Mi batto con Greenpeace
È andato al Polo Sud con gli attivisti di Greenpeace per vedere lo scioglimento dei ghiacci e realizzare un documentario di denuncia. Quella dell’emergenza climatica è una battaglia in cui l’attore crede molto: anche nel prossimo film, «Dune», interpreterà un ambientalista
«Lei crede al fatto che ci estingueremo presto tutti?». Javier Bardem mi guarda e il suo volto diventa serissimo. «Non ci credevo neanche io e mi dicevo: com’è possibile? Eppure, come sostengono gli scienziati, è ciò che rischiamo se non facciamo qualcosa per l’emergenza climatica. E io che ho due figli, Leo di otto anni e Luna di sei, ho paura».
A 50 anni appena compiuti, l’attore lanciato da Bigas Luna («gli devo la mia carriera e l’incontro con mia moglie Penélope Cruz», dice) e reso celebre da film come Mare dentro e Non è un paese per vecchi, veste i panni dell’attivista per il documentario Sanctuary, prodotto e interpretato col fratello maggiore Carlos. «Volevo accendere l’attenzione sulla battaglia di Greenpeace per preservare il mare dellA’ ntartide dalla pesca e dal turismo».
Nel film che, spiega Bardem, «uscirà presto sulle piattaforme di streaming», l’attore si imbarca con gli attivisti per raggiungere il Polo Sud dove assiste allo scioglimento dei ghiacci, ammira i pinguini, visita su un batiscafo le profondità dell’oceano; poi lo vediamo andare alle riunioni dell’Onu per convincere le nazioni a intervenire. «C’è bisogno di una rivoluzione e di investire miliardi di dollari per cambiare il sistema economico e politico». La sua battaglia, dopo avere girato il film, è proseguita per lanciarlo nei festival di Toronto, San Sebastián e Zurigo, dove l’abbiamo incontrato a più riprese per questa intervista.

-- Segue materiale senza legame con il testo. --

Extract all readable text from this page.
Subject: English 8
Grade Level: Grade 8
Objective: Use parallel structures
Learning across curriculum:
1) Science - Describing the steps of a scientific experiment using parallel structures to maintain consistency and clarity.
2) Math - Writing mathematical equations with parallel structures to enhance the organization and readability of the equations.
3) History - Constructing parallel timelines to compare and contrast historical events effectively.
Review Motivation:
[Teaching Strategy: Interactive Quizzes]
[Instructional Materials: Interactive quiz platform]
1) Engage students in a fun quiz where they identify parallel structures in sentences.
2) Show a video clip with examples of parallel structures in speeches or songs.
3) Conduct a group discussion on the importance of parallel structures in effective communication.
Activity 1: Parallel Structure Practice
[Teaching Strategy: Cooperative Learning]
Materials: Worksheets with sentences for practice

Mentre parliamo i ragazzi manifestano in tutto il mondo. Che ne pensa di Greta Thunberg?
«È un miracolo arrivato dal cielo in questo momento così complicato, cinico, egoista e pieno di menzogne. La ammiro, ma mi fa pena che una ragazzina debba assumersi quelle responsabilità. Mi dà il voltastomaco vedere Trump, Bolsonaro o Salvini che la deridono. Dobbiamo appoggiare questi giovani: il futuro appartiene a loro».
Come ha cambiato il suo stile di vita dopo il viaggio in Antartide?
«Invece di prendere un aereo che arriverà a destinazione in due ore, prendo un treno che inquina molto meno. È importante il contributo di tutti, ma è sbagliato attaccare i consumatori».
In che senso?
«Devono essere la politica e l’economia a favorire comportamenti virtuosi: se si sostituisse la plastica con materiali biodegradabili ci adegueremmo tutti a nuovi consumi».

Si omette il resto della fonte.